DJI’s market share quickly climbed to the no. 1 in North America, and its annual turnover exceeded $100 million. This caught the attention of the capital markets, but at this point, any investment was long overdue for DJI, which was already a money-printing machine with unlimited potential.

“Previously, drones had a lot of inconvenience in terms of the operating experience, which shut out a lot of ordinary consumers. We believe that with DJI’s technology accumulation, we can launch a highly integrated product to solve this pain point at one stroke and create value. The success of the Phantom line vindicates our decision.” Wang Tao said.

“DJI’s Sprite 2 Vision was basically an Apple II in flight,” Sequoia Capital partner MichaelMoritz wrote on Linkedin.

Phantom 1 uses the GoPro as a recommended accessory in the demo video. But in the end, DJI did not integrate GoPro into its products. Users had to buy and install their own GoPro cameras, and almost everyone thought that GoPro and DJI would be “made for each other”.

According to Wang, the Phantom 2 product was originally planned to incorporate GoPro cameras. But DJI was dissatisfied with GoPro’s products and attitude, and eventually decided to make its own motion cameras.

In specific negotiations, GoPro wanted two-thirds of the profits from the integrated products, which Wang could not accept. That’s why Colin Queen broke with DJI and left the company.

“They [GoPro] treated us as an equipment supplier, but DJI is not an average OEM.” In an interview with Forbes, Wang tao said there was no agreement on profit sharing and, more importantly, no equal treatment in the collaboration process. That’s why DJI abandoned GoPro cameras after the Sprite 2.

Later, Wang Tao secured chips of the same quality as those used by GoPro from suppliers. Starting with the Spirit 3, DJI used its own camera equipment in the series.

Moving on

After leaving GoPro, DJI’s development was completely unaffected.

In 2014, DJI sold about 400,000 drones. Between 2009 and 2014, DJI’s sales doubled or tripled annually, making it one of the fastest-growing companies in the world. Investors believe DJI could maintain that dominance for years to come.

In 2015, DJI’s net profit increased from $8 million in 2012 to $250 million. Today, DJI has a 70% share of the global consumer-level drone market.

Two lines — “Brain only” and “No emotion” — are written on Wang Tao’s office door. He is a fiery but hands-on leader who consistently puts in 80-plus hours a week, with a single bed next to his desk.

When unsatisfied with an employee’s design, he would simply say: “What rubbish!”

A lot of people think Wang Tao’s personality is intolerable. Even himself also admitted that because of perfectionism, he “often let employees break their hearts.”
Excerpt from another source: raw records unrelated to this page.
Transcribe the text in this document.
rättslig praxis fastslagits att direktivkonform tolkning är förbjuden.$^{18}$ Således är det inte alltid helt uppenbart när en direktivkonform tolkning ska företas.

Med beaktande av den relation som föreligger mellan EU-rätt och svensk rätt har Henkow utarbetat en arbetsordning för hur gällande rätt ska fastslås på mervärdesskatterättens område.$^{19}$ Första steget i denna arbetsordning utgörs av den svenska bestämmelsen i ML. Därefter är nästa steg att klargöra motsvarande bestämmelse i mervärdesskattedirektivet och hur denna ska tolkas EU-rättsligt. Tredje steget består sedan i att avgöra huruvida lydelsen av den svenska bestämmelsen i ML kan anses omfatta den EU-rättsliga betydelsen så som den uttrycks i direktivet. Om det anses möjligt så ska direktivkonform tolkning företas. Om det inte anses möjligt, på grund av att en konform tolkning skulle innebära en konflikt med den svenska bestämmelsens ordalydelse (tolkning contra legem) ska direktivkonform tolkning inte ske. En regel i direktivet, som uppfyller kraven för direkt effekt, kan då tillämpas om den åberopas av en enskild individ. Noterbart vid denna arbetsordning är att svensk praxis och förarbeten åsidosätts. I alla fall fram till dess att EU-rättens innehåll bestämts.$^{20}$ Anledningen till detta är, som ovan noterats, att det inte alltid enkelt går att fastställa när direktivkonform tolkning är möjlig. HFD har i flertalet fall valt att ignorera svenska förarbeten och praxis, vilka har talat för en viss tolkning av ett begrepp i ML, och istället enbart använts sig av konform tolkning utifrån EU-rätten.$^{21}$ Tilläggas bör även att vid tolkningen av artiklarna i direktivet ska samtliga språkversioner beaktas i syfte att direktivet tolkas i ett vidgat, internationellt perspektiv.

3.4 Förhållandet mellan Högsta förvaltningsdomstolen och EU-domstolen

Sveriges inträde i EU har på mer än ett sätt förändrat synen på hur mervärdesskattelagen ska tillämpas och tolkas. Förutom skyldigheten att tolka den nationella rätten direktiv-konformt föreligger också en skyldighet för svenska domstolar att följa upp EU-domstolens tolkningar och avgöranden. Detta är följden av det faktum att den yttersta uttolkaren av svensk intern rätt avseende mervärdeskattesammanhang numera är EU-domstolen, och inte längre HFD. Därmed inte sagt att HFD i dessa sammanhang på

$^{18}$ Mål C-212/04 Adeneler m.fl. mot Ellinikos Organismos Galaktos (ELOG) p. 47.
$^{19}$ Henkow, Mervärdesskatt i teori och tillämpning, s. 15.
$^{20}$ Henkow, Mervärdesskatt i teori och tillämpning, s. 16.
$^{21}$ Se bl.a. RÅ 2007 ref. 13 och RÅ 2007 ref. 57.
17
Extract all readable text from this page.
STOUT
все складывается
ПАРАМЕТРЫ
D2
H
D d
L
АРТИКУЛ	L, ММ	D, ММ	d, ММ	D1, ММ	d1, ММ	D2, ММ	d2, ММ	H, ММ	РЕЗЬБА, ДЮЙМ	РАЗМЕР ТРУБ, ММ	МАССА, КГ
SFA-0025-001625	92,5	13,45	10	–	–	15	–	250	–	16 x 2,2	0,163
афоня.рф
In 2015, DJI held a launch event for its drone product, The Spirit 3, in New York. Wang tao, the CEO and CTO, did not attend the event. Simply because “the product wasn’t as perfect as he thought it would be.”

On August 23, 2018, DJI, which has run out of competition in consumer drones, took its revenge on GoPro. This year, DJI first partnered with Swedish camera brand Legend on its drone product, launching the Mavic 2 Pro with a built-in HD camera.

It then launched Osmo Pocket, a camera brand unrelated to drones, and Osmo Action, a motion camera, in 2019. It meant that Dji began to dominate GoPro’s market.

After the success of their first collaboration, Hasu and DJI realized how important they were to each other, unlike their previous collaboration with GoPro. Therefore, DJI invested in Hasu and became a shareholder.

In addition to targeting the consumer market, DJI is a major agricultural drone provider in China. Their agricultural drone products help many farmers in China more easily and quickly complete the work of sowing, pesticide spraying, and even farmland monitoring.

Dji may be the first Chinese company to lead an entire industry. As a result of that dominance, it has been compared to Apple in the press — praise that Wang doesn’t seem too concerned about.